PORTLAND, Ore — From rising temperatures and melting glaciers to an increase in wildfires and summer drought, the impact of climate change is being felt in the Northwest.

Experts from around the world gathered recently for the 10th annual Northwest Climate Conference at Portland State University.

This week on Straight Talk, three of those scientists along with KGW's Chief Meteorologist, Matt Zaffino, discussed what we see happening in the Pacific Northwest.

Geologist Dr. Andrew Fountain studies glaciers. He said glaciers are melting at a rapid pace and may disappear entirely in 50 years.

"With increasing global warming, not only are glaciers melting more, but that needed snow in wintertime is changing phase from snow to rain, and falling as rain and not nourishing the glaciers. So it's a double-whammy for the glaciers," said Fountain.

Eco-hydrologist, Dr. Kelly Gleason, studies the connection between wildfires and snow accumulation and how that effects the water supply.

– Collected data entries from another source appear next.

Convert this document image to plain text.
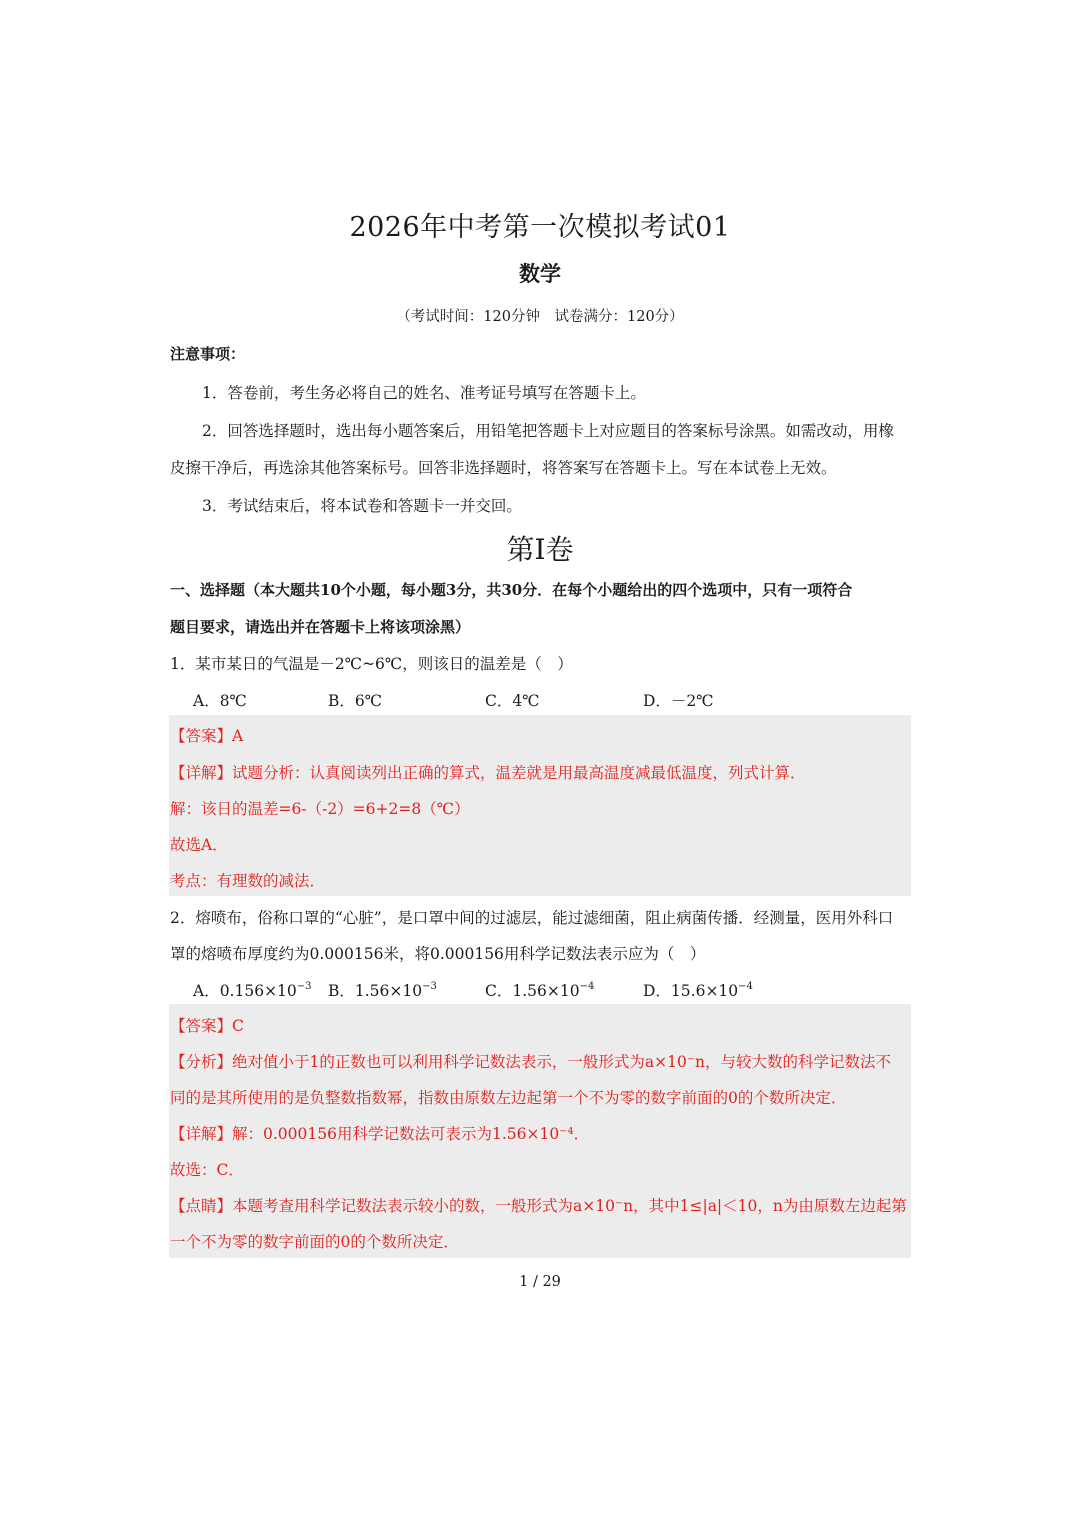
2026年中考第一次模拟考试01
数学
（考试时间：120分钟　试卷满分：120分）
注意事项：
1．答卷前，考生务必将自己的姓名、准考证号填写在答题卡上。
2．回答选择题时，选出每小题答案后，用铅笔把答题卡上对应题目的答案标号涂黑。如需改动，用橡
皮擦干净后，再选涂其他答案标号。回答非选择题时，将答案写在答题卡上。写在本试卷上无效。
3．考试结束后，将本试卷和答题卡一并交回。
第Ⅰ卷
一、选择题（本大题共10个小题，每小题3分，共30分．在每个小题给出的四个选项中，只有一项符合
题目要求，请选出并在答题卡上将该项涂黑）
1．某市某日的气温是－2℃~6℃，则该日的温差是（　）
A．8℃	B．6℃	C．4℃	D．－2℃
【答案】A
【详解】试题分析：认真阅读列出正确的算式，温差就是用最高温度减最低温度，列式计算．
解：该日的温差=6-（-2）=6+2=8（℃）
故选A．
考点：有理数的减法．
2．熔喷布，俗称口罩的“心脏”，是口罩中间的过滤层，能过滤细菌，阻止病菌传播．经测量，医用外科口
罩的熔喷布厚度约为0.000156米，将0.000156用科学记数法表示应为（　）
A．$0.156\times 10^{-3}$ B．$1.56\times 10^{-3}$	C．$1.56\times 10^{-4}$	D．$15.6\times 10^{-4}$
【答案】C
【分析】绝对值小于1的正数也可以利用科学记数法表示，一般形式为a×10⁻n，与较大数的科学记数法不
同的是其所使用的是负整数指数幂，指数由原数左边起第一个不为零的数字前面的0的个数所决定．
【详解】解：0.000156用科学记数法可表示为1.56×10⁻⁴．
故选：C．
【点睛】本题考查用科学记数法表示较小的数，一般形式为a×10⁻n，其中1≤|a|＜10，n为由原数左边起第
一个不为零的数字前面的0的个数所决定．
1 / 29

She said, "Profoundly, we're losing our snowpack. All of us don't realize how important snow is as a water resource. Particularly in the western U.S. and Columbia River Basin, half to three-quarters of our annual water budget is stored in the snowpack. And it's getting shallower and warmer because air temperatures are warmer."

READ: The PNW is going to be a 'different place': Mount Hood resorts grappling with climate change

Dr. Paul Loikith studies climate change's effect on weather variability.

He and KGW Chief Meteorologist, Matt Zaffino, have tracked the temperatures across the region.

Loikith said, "One of the most notable changes we've seen has been warming of air temperatures in all seasons, although recently, we have seen some really notable hot summers. In particular, 2018 stands out with the most days above 90 degrees in Portland."

While Matt Zaffino said even though Portland didn't set a similar record in the summer of 2019, it stood out for another reason.

"While a lot of people anecdotally say it wasn't that hot of a summer, the overnight lows were much warmer than normal," Zaffino said.

READ: Study: Future of western glaciers is grim

Those warm overnight lows put the summer of 2019 on the list of top ten warmest summers.

When asked what could be done to slow down the effects of climate change, Dr. Gleason said, "We can all individually do what we can to reduce our carbon footprint. But some sort of systemic change may be necessary to save Planet Earth."

Their discussion airs Saturday at 4:30pm on KGW and is also available as a podcast.

Three scientists from Portland State University along with KGW's Chief Meteorologist Matt Zaffino discussed the impact climate change is having on the Pacific Northwest.